I lifted my chin and burst into tears, only one burst, like the honk of a car. I swallowed the rest.

‘There are some tissues in the glovebox,’ Dan said. He reached over and patted me awkwardly on the shoulder. ‘I’m sorry,’ he said again.

When we pulled into my driveway, he turned the ignition off and said, ‘Are you going to be okay? Do you need a ride to the hospital?’

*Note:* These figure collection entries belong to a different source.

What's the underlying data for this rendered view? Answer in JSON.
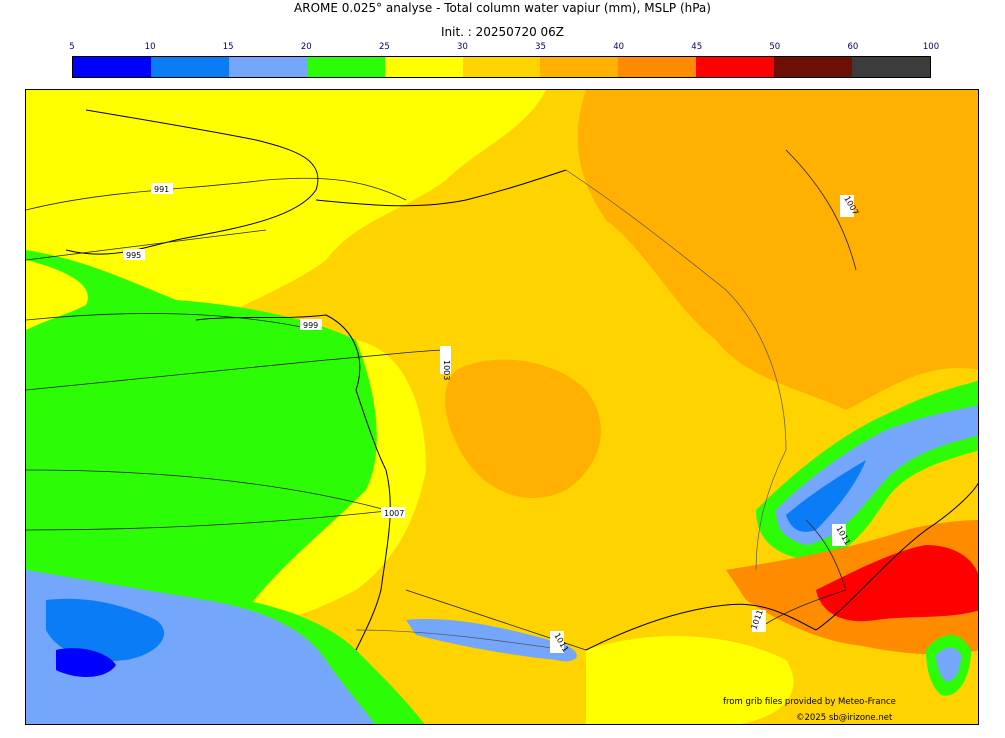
{
  "title": "AROME 0.025° analyse - Total column water vapiur (mm), MSLP (hPa)",
  "subtitle": "Init. : 20250720 06Z",
  "colorbar": {
    "ticks": [
      "5",
      "10",
      "15",
      "20",
      "25",
      "30",
      "35",
      "40",
      "45",
      "50",
      "60",
      "100"
    ],
    "colors": [
      "#0000ff",
      "#0a7cf5",
      "#74a6fc",
      "#2dfc07",
      "#ffff00",
      "#ffd300",
      "#ffb000",
      "#ff8c00",
      "#ff0000",
      "#6e0f05",
      "#3c3c3c"
    ]
  },
  "isobar_labels": [
    "991",
    "995",
    "999",
    "1003",
    "1007",
    "1011",
    "1011",
    "1011",
    "1007",
    "1007"
  ],
  "credits": {
    "line1": "from grib files provided by Meteo-France",
    "line2": "©2025 sb@irizone.net"
  }
}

I shook my head as I opened the passenger door. ‘Thanks for the offer, but I can drive myself.’ As I picked up my bag, I turned back.

‘Thanks, Dan.’

‘Honestly it was no problem,’ he said.

I was almost sad to see him go. Walking up to the front door, I reached into my pocket and pulled out the toy car, the one with the old man leaning out of the window. I hadn’t meant to take it. Not really. I had planned to leave it somewhere in the house, somewhere where he’d eventually find it. Eventually.

I pushed it up my arm, the way I’d done with Will, the back wheels squeaking resistantly as it reached the inside of my elbow. I turned it over, inspecting it. On its black plastic underside a network of raised lines hinted at the inner machinery of the thing. None of it real, but you got the idea.